Hate speech is public statements that spread or incite hatred, discrimination or hostility against a particular group and often a minority, and it has been proven that such speech can lead to physical violence in real life.
It is therefore crucial to detect hate speech on social media to be able to actively engage in the fight against hate directed against specific groups. And this was exactly the challenge that 25-year-old Frederik Gaasdal Jensen, Associate Consultant in Delegate’s Data & AI team, and his thesis partner, Henry Alexander Stoll, were presented with by the UN Refugee Agency when they started their master’s thesis:
Frederik Gaasdal Jensen
Associate Consultant, Delegate
Frederik and his partner therefore collected 12 data sets, which were based on roughly the same understanding of what the term “Hate Speech” means. These datasets were then used to train different types of Bidirectional Encoder Representations from Transformers (BERT) models to learn when a tweet or piece of text contains hate speech.
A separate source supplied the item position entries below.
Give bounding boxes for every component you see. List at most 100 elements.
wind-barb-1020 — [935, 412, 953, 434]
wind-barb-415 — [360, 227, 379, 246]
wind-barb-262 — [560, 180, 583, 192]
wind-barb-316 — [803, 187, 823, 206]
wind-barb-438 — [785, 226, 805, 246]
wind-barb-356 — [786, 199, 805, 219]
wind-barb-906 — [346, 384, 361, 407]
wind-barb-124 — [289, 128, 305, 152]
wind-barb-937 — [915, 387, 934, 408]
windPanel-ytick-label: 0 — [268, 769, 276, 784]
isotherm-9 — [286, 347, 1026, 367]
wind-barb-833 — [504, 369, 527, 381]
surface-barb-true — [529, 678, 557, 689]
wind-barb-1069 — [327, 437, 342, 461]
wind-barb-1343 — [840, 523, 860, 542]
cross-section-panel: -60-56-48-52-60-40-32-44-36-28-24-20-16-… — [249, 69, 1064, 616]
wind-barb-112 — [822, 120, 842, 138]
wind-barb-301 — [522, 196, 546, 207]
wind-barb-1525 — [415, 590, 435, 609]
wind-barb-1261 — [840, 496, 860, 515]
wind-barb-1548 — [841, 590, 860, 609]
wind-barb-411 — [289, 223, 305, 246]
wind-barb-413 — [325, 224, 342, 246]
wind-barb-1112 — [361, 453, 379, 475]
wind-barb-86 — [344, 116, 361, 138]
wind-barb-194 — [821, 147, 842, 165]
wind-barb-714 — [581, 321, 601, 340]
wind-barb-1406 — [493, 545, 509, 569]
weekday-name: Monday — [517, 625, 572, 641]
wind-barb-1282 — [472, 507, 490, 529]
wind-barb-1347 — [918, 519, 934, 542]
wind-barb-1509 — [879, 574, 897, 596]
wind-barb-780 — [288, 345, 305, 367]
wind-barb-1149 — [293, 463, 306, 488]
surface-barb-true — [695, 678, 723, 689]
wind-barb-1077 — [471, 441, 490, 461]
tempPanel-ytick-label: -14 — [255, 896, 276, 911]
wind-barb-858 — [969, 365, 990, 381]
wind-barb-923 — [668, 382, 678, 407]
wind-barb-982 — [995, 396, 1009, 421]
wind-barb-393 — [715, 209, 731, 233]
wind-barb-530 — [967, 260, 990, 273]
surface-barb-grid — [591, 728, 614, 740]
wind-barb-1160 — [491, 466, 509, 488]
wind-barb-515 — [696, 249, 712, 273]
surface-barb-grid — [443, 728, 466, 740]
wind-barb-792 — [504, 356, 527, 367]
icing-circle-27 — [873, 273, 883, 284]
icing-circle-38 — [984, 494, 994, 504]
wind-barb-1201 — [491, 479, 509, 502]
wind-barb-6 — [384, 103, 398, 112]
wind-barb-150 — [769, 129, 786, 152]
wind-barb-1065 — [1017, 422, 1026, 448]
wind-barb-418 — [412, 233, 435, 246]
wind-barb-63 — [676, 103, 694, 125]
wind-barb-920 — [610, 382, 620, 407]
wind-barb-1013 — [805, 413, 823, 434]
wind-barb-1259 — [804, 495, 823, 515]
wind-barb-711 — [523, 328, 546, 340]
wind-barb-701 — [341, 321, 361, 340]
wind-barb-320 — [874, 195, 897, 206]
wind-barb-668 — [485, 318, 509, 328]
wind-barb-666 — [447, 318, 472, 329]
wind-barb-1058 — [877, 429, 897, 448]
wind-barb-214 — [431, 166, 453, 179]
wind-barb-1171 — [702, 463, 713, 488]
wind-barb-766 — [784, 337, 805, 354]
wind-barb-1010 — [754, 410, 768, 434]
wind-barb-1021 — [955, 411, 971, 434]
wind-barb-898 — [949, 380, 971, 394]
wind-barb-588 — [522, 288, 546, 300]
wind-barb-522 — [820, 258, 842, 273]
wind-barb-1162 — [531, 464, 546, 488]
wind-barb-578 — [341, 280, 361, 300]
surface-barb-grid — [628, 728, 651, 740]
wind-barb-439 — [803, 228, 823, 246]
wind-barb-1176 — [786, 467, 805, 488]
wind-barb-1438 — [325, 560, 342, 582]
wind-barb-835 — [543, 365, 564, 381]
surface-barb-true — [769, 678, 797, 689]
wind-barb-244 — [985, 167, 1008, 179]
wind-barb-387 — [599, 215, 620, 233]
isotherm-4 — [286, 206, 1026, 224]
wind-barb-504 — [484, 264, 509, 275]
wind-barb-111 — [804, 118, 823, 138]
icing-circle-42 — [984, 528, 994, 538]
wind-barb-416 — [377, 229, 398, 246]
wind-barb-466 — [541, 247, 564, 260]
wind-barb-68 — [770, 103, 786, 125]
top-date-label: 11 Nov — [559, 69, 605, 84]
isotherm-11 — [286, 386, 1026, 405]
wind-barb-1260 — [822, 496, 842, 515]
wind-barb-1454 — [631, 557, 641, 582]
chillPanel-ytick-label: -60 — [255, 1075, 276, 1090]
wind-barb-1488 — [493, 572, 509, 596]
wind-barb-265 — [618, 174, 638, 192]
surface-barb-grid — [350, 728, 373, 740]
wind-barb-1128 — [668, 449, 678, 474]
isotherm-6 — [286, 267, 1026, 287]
One challenge that is generally seen in machine models is the ability to understand context. This means that some models will tend to classify text as hateful based on individual hateful words in a sentence:
“We as humans can understand the context of a joke, but a model doesn’t always understand that. In the same way, it will have a hard time understanding if you defend refugees on social media, for example, by writing “refugees are not stupid”. Therefore, we have made use of so-called BERT models, which are models that are made to better understand the context of a text. Thus, it is not a single word that determines whether it is a case of “hate speech”, but it is assessed in the context of the surrounding words,” explains Frederik.
The purpose of the finished model is not to mark and handle “hate speech” in individual posts, but rather to give a greater insight into what the attitude towards refugees is more generally at a given time. Thus, the UN, and other relevant agencies, can monitor and analyse developments and trends in hate speech in connection with various refugee crises, for example caused by the war in Ukraine or Syria. Here, for example, it is interesting to look at what the various neighbouring countries think about the reception of refugees. Based on this, the UN can shape their communication accordingly, so that the hate speech on the internet hopefully does not develop into physical violence.
Working on the thesis project has given Frederik a new perspective of his education and his work life:
“Being able to make a difference is not always just being able to send some money or volunteer. It’s something like this, too. “Hate speech” can lead to physical violence, so it’s important to do something about it. The fact that I can use my education and knowledge to create such a tool here, it’s incredibly meaningful.”
The thesis has been titled “Detecting Social Media Hate Speech Surrounding Refugees using State-of-the-Art Deep Learning Methods”, and Frederik and Henry are working on publishing it as a research paper.